Customer service

It should have been so simple: a short trip to the bank and then to the railway station. At the bank, to pay in a small cheque.  They have a machine for such transactions. Just one. Two chaps were trying to pay in about £500 in ten pound notes, one at a time.  After standing in the queue and doing some of that sighing that sometimes hurries people along, I went to the cashiers' desk instead. 

Two cashiers. One was dealing with a woman depositing a week's business takings in a mixture of cheques, notes, coins and some foreign currency. The cashier spotted that she had completed her paying-in book in pencil and made her trace over every word in biro. 

The other cashier was attending to someone who wanted to know her current balance, query a transaction, get a new credit card, order some holiday money and a few other things I couldn't decipher. When I was eventually served, the cashier said "thank you for waiting."
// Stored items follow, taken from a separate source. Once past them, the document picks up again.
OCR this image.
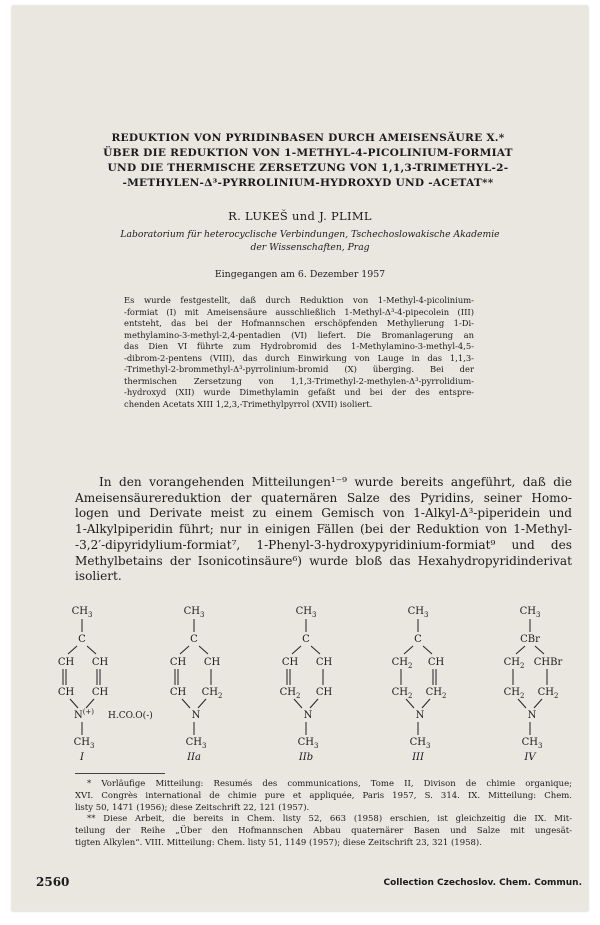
REDUKTION VON PYRIDINBASEN DURCH AMEISENSÄURE X.*
ÜBER DIE REDUKTION VON 1-METHYL-4-PICOLINIUM-FORMIAT
UND DIE THERMISCHE ZERSETZUNG VON 1,1,3-TRIMETHYL-2-
-METHYLEN-Δ³-PYRROLINIUM-HYDROXYD UND -ACETAT**
R. LUKEŠ und J. PLIML
Laboratorium für heterocyclische Verbindungen, Tschechoslowakische Akademie
der Wissenschaften, Prag
Eingegangen am 6. Dezember 1957
Es wurde festgestellt, daß durch Reduktion von 1-Methyl-4-picolinium-
-formiat (I) mit Ameisensäure ausschließlich 1-Methyl-Δ³-4-pipecolein (III)
entsteht, das bei der Hofmannschen erschöpfenden Methylierung 1-Di-
methylamino-3-methyl-2,4-pentadien (VI) liefert. Die Bromanlagerung an
das Dien VI führte zum Hydrobromid des 1-Methylamino-3-methyl-4,5-
-dibrom-2-pentens (VIII), das durch Einwirkung von Lauge in das 1,1,3-
-Trimethyl-2-brommethyl-Δ³-pyrrolinium-bromid (X) überging. Bei der
thermischen Zersetzung von 1,1,3-Trimethyl-2-methylen-Δ³-pyrrolidium-
-hydroxyd (XII) wurde Dimethylamin gefaßt und bei der des entspre-
chenden Acetats XIII 1,2,3,-Trimethylpyrrol (XVII) isoliert.
In den vorangehenden Mitteilungen¹⁻⁹ wurde bereits angeführt, daß die
Ameisensäurereduktion der quaternären Salze des Pyridins, seiner Homo-
logen und Derivate meist zu einem Gemisch von 1-Alkyl-Δ³-piperidein und
1-Alkylpiperidin führt; nur in einigen Fällen (bei der Reduktion von 1-Methyl-
-3,2′-dipyridylium-formiat⁷, 1-Phenyl-3-hydroxypyridinium-formiat⁹ und des
Methylbetains der Isonicotinsäure⁶) wurde bloß das Hexahydropyridinderivat
isoliert.
$CH_3$
C
CH CH
CH CH
N(+)
$CH_3$
H.CO.O(-)
I
$CH_3$
C
CH CH
CH $CH_2$
N
$CH_3$
IIa
$CH_3$
C
CH CH
$CH_2$ CH
N
$CH_3$
IIb
$CH_3$
C
$CH_2$ CH
$CH_2$ $CH_2$
N
$CH_3$
III
$CH_3$
CBr
$CH_2$ CHBr
$CH_2$ $CH_2$
N
$CH_3$
IV
* Vorläufige Mitteilung: Resumés des communications, Tome II, Divison de chimie organique;
XVI. Congrès international de chimie pure et appliquée, Paris 1957, S. 314. IX. Mitteilung: Chem.
listy 50, 1471 (1956); diese Zeitschrift 22, 121 (1957).
** Diese Arbeit, die bereits in Chem. listy 52, 663 (1958) erschien, ist gleichzeitig die IX. Mit-
teilung der Reihe „Über den Hofmannschen Abbau quaternärer Basen und Salze mit ungesät-
tigten Alkylen“. VIII. Mitteilung: Chem. listy 51, 1149 (1957); diese Zeitschrift 23, 321 (1958).
2560	Collection Czechoslov. Chem. Commun.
Thence to the railway station to collect some advance purchased tickets for a trip tomorrow. The ticket machine was broken. I drove to another station, not far away.  The ticket machine was broken.

To get over the disappointment, I went to Hollingworth Lake for a walk in very warm sunshine. This blip shows my favourite cafe there, who always know exactly what I want and serve it in double quick time. Thirsty, I went instead to The Wine Press, expecting them to have run out of Black Sheep Bitter.  But they hadn't and it was superb.